It’s raining berries
Summer is in full swing, there’s no doubt about it. While typically our summer in Estonia tends to last a week, at best two, according to statistics, the average Estonian at least manages to bring home a box or two of light lager-type beer and cools off with it. Meanwhile, bigger beer enthusiasts are likely turning their attention to some Pale Ale (such as Väike Saaremaa) or IPA (such as Kolm Venda).
However, even the best things can become monotonous at some point. Probably even the biggest meat lover can’t eat grilled meat every day during this long-lasting summer. Occasionally, something lighter is desired. ‘Light’ is the keyword for today’s post.
While in Estonia, people are clearly fans of light beer in warm weather, in a European beer hub like Belgium, for example, breweries introduce various lighter and fruitier beers for the summer. Germans, on the other hand, invented such beer already in the 16th century and proudly brew it to this day. Pihtla Brewery also has two Berliner Weisse-style light berry beers in the SADU series, following the tradition of Berlin wheat beer.

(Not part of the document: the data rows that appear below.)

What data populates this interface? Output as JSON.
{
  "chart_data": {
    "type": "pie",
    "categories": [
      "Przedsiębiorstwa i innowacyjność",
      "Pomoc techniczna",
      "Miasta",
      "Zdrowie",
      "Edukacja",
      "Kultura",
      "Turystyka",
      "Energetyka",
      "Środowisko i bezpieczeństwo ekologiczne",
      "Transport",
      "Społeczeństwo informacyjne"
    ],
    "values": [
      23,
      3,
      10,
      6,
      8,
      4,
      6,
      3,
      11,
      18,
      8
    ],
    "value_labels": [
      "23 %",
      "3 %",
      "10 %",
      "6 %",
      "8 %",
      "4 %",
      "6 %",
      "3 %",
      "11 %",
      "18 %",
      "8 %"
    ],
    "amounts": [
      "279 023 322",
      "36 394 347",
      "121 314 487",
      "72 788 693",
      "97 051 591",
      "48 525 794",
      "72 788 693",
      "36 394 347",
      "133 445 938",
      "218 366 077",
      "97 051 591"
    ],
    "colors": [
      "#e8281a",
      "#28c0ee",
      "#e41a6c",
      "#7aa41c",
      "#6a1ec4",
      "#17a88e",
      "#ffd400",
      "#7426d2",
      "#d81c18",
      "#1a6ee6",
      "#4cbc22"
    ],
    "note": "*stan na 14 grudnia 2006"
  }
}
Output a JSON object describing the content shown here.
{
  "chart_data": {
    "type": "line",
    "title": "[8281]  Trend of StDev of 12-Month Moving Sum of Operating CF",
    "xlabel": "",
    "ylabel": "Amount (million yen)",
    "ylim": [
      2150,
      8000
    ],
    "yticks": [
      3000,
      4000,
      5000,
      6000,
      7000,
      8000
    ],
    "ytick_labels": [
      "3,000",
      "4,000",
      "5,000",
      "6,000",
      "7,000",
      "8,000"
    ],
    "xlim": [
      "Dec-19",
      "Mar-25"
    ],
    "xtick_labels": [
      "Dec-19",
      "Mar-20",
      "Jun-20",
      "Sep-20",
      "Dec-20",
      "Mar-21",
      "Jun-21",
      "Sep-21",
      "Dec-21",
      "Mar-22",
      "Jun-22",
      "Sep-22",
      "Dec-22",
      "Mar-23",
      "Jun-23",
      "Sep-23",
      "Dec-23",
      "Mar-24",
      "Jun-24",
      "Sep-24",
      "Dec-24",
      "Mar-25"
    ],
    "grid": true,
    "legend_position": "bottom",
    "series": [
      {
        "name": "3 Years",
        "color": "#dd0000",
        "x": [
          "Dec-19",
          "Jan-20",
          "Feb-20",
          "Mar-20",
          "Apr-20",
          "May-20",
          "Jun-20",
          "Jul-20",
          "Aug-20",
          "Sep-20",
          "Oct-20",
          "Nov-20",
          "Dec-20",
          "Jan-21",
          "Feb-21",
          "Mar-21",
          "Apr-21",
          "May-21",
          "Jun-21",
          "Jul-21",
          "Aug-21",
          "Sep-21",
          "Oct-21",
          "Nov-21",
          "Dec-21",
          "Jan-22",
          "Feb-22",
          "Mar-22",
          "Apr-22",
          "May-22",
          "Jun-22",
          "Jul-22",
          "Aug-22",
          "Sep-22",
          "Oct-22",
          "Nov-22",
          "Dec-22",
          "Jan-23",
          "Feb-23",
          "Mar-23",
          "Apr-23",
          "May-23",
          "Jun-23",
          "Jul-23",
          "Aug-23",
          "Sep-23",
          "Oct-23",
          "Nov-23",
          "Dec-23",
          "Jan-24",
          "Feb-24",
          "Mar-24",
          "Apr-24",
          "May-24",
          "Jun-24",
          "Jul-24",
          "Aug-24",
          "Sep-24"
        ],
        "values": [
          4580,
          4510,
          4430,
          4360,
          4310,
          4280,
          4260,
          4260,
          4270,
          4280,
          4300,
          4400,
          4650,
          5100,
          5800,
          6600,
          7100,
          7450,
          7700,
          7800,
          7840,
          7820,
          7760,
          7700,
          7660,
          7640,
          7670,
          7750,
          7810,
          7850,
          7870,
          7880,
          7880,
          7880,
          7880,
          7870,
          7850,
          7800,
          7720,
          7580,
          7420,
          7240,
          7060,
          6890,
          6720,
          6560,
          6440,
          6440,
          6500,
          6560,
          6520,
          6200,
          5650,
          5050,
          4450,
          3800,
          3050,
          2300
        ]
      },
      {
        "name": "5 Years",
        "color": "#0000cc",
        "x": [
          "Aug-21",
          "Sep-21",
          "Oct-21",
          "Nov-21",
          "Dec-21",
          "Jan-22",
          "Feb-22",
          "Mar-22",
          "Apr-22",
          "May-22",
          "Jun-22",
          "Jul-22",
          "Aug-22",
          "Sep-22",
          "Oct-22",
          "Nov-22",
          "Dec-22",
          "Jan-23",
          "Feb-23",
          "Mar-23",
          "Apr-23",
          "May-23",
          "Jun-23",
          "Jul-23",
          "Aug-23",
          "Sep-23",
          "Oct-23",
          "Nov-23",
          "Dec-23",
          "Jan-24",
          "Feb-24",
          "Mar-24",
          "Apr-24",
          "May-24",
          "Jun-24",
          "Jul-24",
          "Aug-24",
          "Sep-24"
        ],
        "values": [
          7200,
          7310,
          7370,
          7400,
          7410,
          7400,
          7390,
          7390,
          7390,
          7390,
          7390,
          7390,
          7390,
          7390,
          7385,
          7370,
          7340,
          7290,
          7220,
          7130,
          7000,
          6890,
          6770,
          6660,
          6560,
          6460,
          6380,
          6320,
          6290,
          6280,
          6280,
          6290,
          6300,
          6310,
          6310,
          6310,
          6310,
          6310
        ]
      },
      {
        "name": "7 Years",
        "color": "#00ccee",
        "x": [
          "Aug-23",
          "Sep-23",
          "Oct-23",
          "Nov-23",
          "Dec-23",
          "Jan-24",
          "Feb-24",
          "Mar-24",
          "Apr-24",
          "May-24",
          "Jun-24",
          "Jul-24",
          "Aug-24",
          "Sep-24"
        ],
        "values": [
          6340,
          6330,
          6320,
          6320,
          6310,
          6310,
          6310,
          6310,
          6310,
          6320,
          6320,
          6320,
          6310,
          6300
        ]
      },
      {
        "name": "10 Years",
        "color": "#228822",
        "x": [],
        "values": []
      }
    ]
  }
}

Generally, beer historians consider a traditional but now obscure beer from Hamburg, documented by Cord Broihan in the 16th century, as the predecessor to Berliner Weisse. His refined recipe gained popularity, and in the 1640s, Dr. Elsholz began brewing the same in Berlin.
Another version of the birth story of Berliner Weisse suggests that Huguenots migrated north, bringing with them the recipes for traditional Flanders red and brown sour beers, which were brewed in Germany with available ingredients. The recipes for these beers were already known in Berlin since 1572.

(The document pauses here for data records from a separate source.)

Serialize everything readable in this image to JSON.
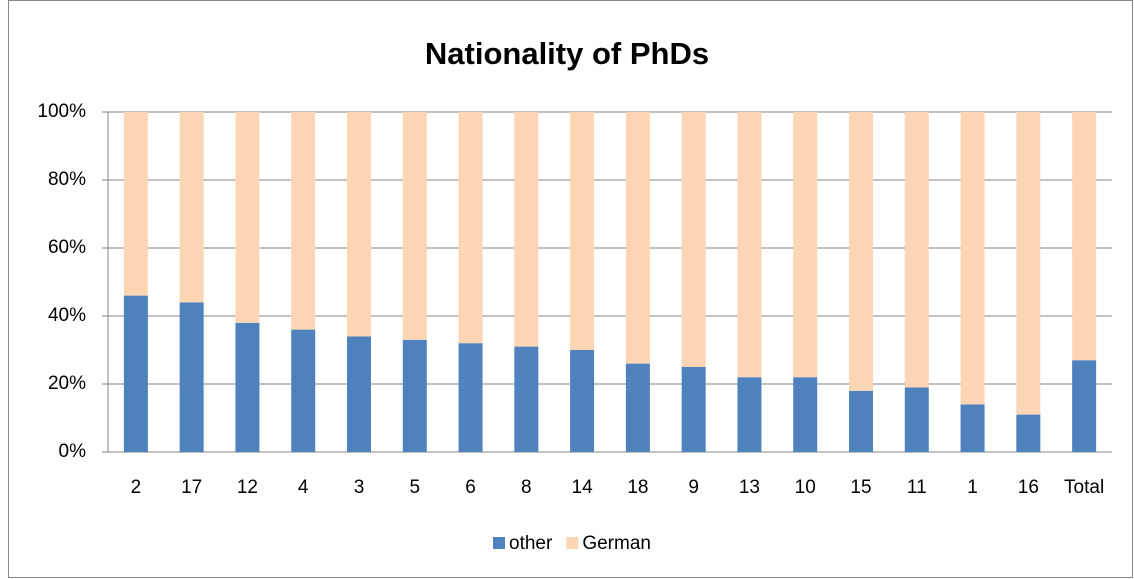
{
  "chart_data": {
    "type": "bar",
    "stacked": true,
    "title": "Nationality of PhDs",
    "categories": [
      "2",
      "17",
      "12",
      "4",
      "3",
      "5",
      "6",
      "8",
      "14",
      "18",
      "9",
      "13",
      "10",
      "15",
      "11",
      "1",
      "16",
      "Total"
    ],
    "series": [
      {
        "name": "other",
        "color": "#4f81bd",
        "values": [
          46,
          44,
          38,
          36,
          34,
          33,
          32,
          31,
          30,
          26,
          25,
          22,
          22,
          18,
          19,
          14,
          11,
          27
        ]
      },
      {
        "name": "German",
        "color": "#fcd5b5",
        "values": [
          54,
          56,
          62,
          64,
          66,
          67,
          68,
          69,
          70,
          74,
          75,
          78,
          78,
          82,
          81,
          86,
          89,
          73
        ]
      }
    ],
    "ylim": [
      0,
      100
    ],
    "yticks": [
      {
        "value": 0,
        "label": "0%"
      },
      {
        "value": 20,
        "label": "20%"
      },
      {
        "value": 40,
        "label": "40%"
      },
      {
        "value": 60,
        "label": "60%"
      },
      {
        "value": 80,
        "label": "80%"
      },
      {
        "value": 100,
        "label": "100%"
      }
    ],
    "grid": true,
    "legend": "bottom"
  }
}
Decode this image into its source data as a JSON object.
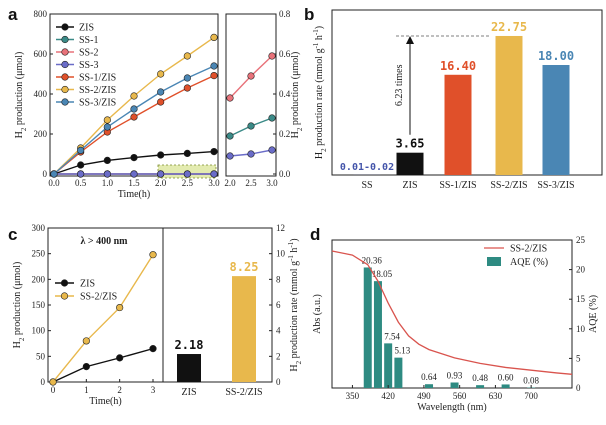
{
  "panel_labels": [
    "a",
    "b",
    "c",
    "d"
  ],
  "colors": {
    "ZIS": "#111111",
    "SS-1": "#3a8a87",
    "SS-2": "#e8727a",
    "SS-3": "#6a6cc8",
    "SS-1/ZIS": "#e0502a",
    "SS-2/ZIS": "#e8b84c",
    "SS-3/ZIS": "#4a86b4",
    "SS": "#4455aa",
    "bar_ZIS": "#111111",
    "aqe_bar": "#2e8b82",
    "abs_line": "#d9544e",
    "highlight": "#e3ebb0"
  },
  "chart_data": [
    {
      "id": "a",
      "type": "line",
      "xlabel": "Time(h)",
      "ylabel_left": "H2 production (μmol)",
      "ylabel_right": "H2 production (μmol)",
      "x": [
        0,
        0.5,
        1.0,
        1.5,
        2.0,
        2.5,
        3.0
      ],
      "xticks": [
        "0.0",
        "0.5",
        "1.0",
        "1.5",
        "2.0",
        "2.5",
        "3.0"
      ],
      "ylim": [
        0,
        800
      ],
      "yticks": [
        "0",
        "200",
        "400",
        "600",
        "800"
      ],
      "inset_xlim": [
        2.0,
        3.0
      ],
      "inset_xticks": [
        "2.0",
        "2.5",
        "3.0"
      ],
      "inset_ylim": [
        0,
        0.8
      ],
      "inset_yticks": [
        "0.0",
        "0.2",
        "0.4",
        "0.6",
        "0.8"
      ],
      "series": [
        {
          "name": "ZIS",
          "values": [
            0,
            45,
            68,
            82,
            95,
            103,
            112
          ]
        },
        {
          "name": "SS-1",
          "values": [
            0,
            0.05,
            0.1,
            0.15,
            0.19,
            0.24,
            0.28
          ]
        },
        {
          "name": "SS-2",
          "values": [
            0,
            0.08,
            0.17,
            0.28,
            0.38,
            0.49,
            0.59
          ]
        },
        {
          "name": "SS-3",
          "values": [
            0,
            0.03,
            0.05,
            0.07,
            0.09,
            0.1,
            0.12
          ]
        },
        {
          "name": "SS-1/ZIS",
          "values": [
            0,
            110,
            210,
            285,
            360,
            430,
            492
          ]
        },
        {
          "name": "SS-2/ZIS",
          "values": [
            0,
            130,
            270,
            390,
            500,
            590,
            683
          ]
        },
        {
          "name": "SS-3/ZIS",
          "values": [
            0,
            118,
            235,
            325,
            410,
            480,
            540
          ]
        }
      ],
      "inset_series": [
        "SS-1",
        "SS-2",
        "SS-3"
      ],
      "main_series": [
        "ZIS",
        "SS-1",
        "SS-2",
        "SS-3",
        "SS-1/ZIS",
        "SS-2/ZIS",
        "SS-3/ZIS"
      ],
      "legend": [
        "ZIS",
        "SS-1",
        "SS-2",
        "SS-3",
        "SS-1/ZIS",
        "SS-2/ZIS",
        "SS-3/ZIS"
      ]
    },
    {
      "id": "b",
      "type": "bar",
      "ylabel": "H2 production rate (mmol g-1 h-1)",
      "categories": [
        "SS",
        "ZIS",
        "SS-1/ZIS",
        "SS-2/ZIS",
        "SS-3/ZIS"
      ],
      "values": [
        0.015,
        3.65,
        16.4,
        22.75,
        18.0
      ],
      "data_labels": [
        "0.01-0.02",
        "3.65",
        "16.40",
        "22.75",
        "18.00"
      ],
      "ylim": [
        0,
        27
      ],
      "annotation": "6.23 times"
    },
    {
      "id": "c-line",
      "type": "line",
      "xlabel": "Time(h)",
      "ylabel": "H2 production (μmol)",
      "x": [
        0,
        1,
        2,
        3
      ],
      "xticks": [
        "0",
        "1",
        "2",
        "3"
      ],
      "ylim": [
        0,
        300
      ],
      "yticks": [
        "0",
        "50",
        "100",
        "150",
        "200",
        "250",
        "300"
      ],
      "series": [
        {
          "name": "ZIS",
          "values": [
            0,
            30,
            47,
            65
          ]
        },
        {
          "name": "SS-2/ZIS",
          "values": [
            0,
            80,
            145,
            248
          ]
        }
      ],
      "legend": [
        "ZIS",
        "SS-2/ZIS"
      ],
      "annotation": "λ > 400 nm"
    },
    {
      "id": "c-bar",
      "type": "bar",
      "ylabel": "H2 production rate (mmol g-1 h-1)",
      "categories": [
        "ZIS",
        "SS-2/ZIS"
      ],
      "values": [
        2.18,
        8.25
      ],
      "data_labels": [
        "2.18",
        "8.25"
      ],
      "ylim": [
        0,
        12
      ],
      "yticks": [
        "0",
        "2",
        "4",
        "6",
        "8",
        "10",
        "12"
      ]
    },
    {
      "id": "d",
      "type": "bar",
      "xlabel": "Wavelength (nm)",
      "ylabel_left": "Abs (a.u.)",
      "ylabel_right": "AQE (%)",
      "xlim": [
        310,
        780
      ],
      "xticks": [
        "350",
        "420",
        "490",
        "560",
        "630",
        "700"
      ],
      "xtick_values": [
        350,
        420,
        490,
        560,
        630,
        700
      ],
      "ylim_right": [
        0,
        25
      ],
      "yticks_right": [
        "0",
        "5",
        "10",
        "15",
        "20",
        "25"
      ],
      "line_series": {
        "name": "SS-2/ZIS",
        "x": [
          310,
          350,
          380,
          400,
          420,
          440,
          460,
          480,
          500,
          550,
          600,
          650,
          700,
          750,
          780
        ],
        "y": [
          1.0,
          0.97,
          0.9,
          0.78,
          0.62,
          0.48,
          0.38,
          0.32,
          0.28,
          0.22,
          0.18,
          0.15,
          0.13,
          0.11,
          0.1
        ]
      },
      "bar_series": {
        "name": "AQE (%)",
        "x": [
          380,
          400,
          420,
          440,
          500,
          550,
          600,
          650,
          700
        ],
        "values": [
          20.36,
          18.05,
          7.54,
          5.13,
          0.64,
          0.93,
          0.48,
          0.6,
          0.08
        ],
        "data_labels": [
          "20.36",
          "18.05",
          "7.54",
          "5.13",
          "0.64",
          "0.93",
          "0.48",
          "0.60",
          "0.08"
        ]
      },
      "legend": [
        "SS-2/ZIS",
        "AQE (%)"
      ]
    }
  ]
}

However, it came to be, by the time of the Napoleonic Wars, this beer style was so well-known that French soldiers referred to it as the champagne of the north. Such recognition from citizens of the wine country can only be a good sign. A true Berliner Weisse is indeed somewhat wine-like and dry, thanks to its acidity and fruity character. But don’t be discouraged by that – we’ll explain how right away.
Decline and Rebirth
In the 19th century, at the height of beer popularity, Berlin had 700 breweries producing Weissbier. By the end of the 20th century, there were only two left, both owned by the same proprietor.
Although this beer style, like many traditional styles, was almost extinct, it came back to life with the craft beer revolution. Today, every self-respecting brewery has at least one sour wheat beer as part of its specialty brews.
Making wheat beer sour is a simple trick – lactic acid bacteria need to be added to the wort. As the usual light sour beer is somewhat unfamiliar to Estonian beer enthusiasts, we have added copious amounts of raspberries to create “Vaarikasadu” and black and red currants for “Sõstrasadu.”
Germans themselves love to make Berliner Weisse in its ‘natural’ form, as a light beer. However, it is served with syrup, whether it’s raspberry, currant, or, for example, elderberry. For those not fond of sour beers, it is also mixed with regular light lager in Berlin.
Light Summer Drink
The post is written with the help of our friend and beer blogger, Karl Hallik.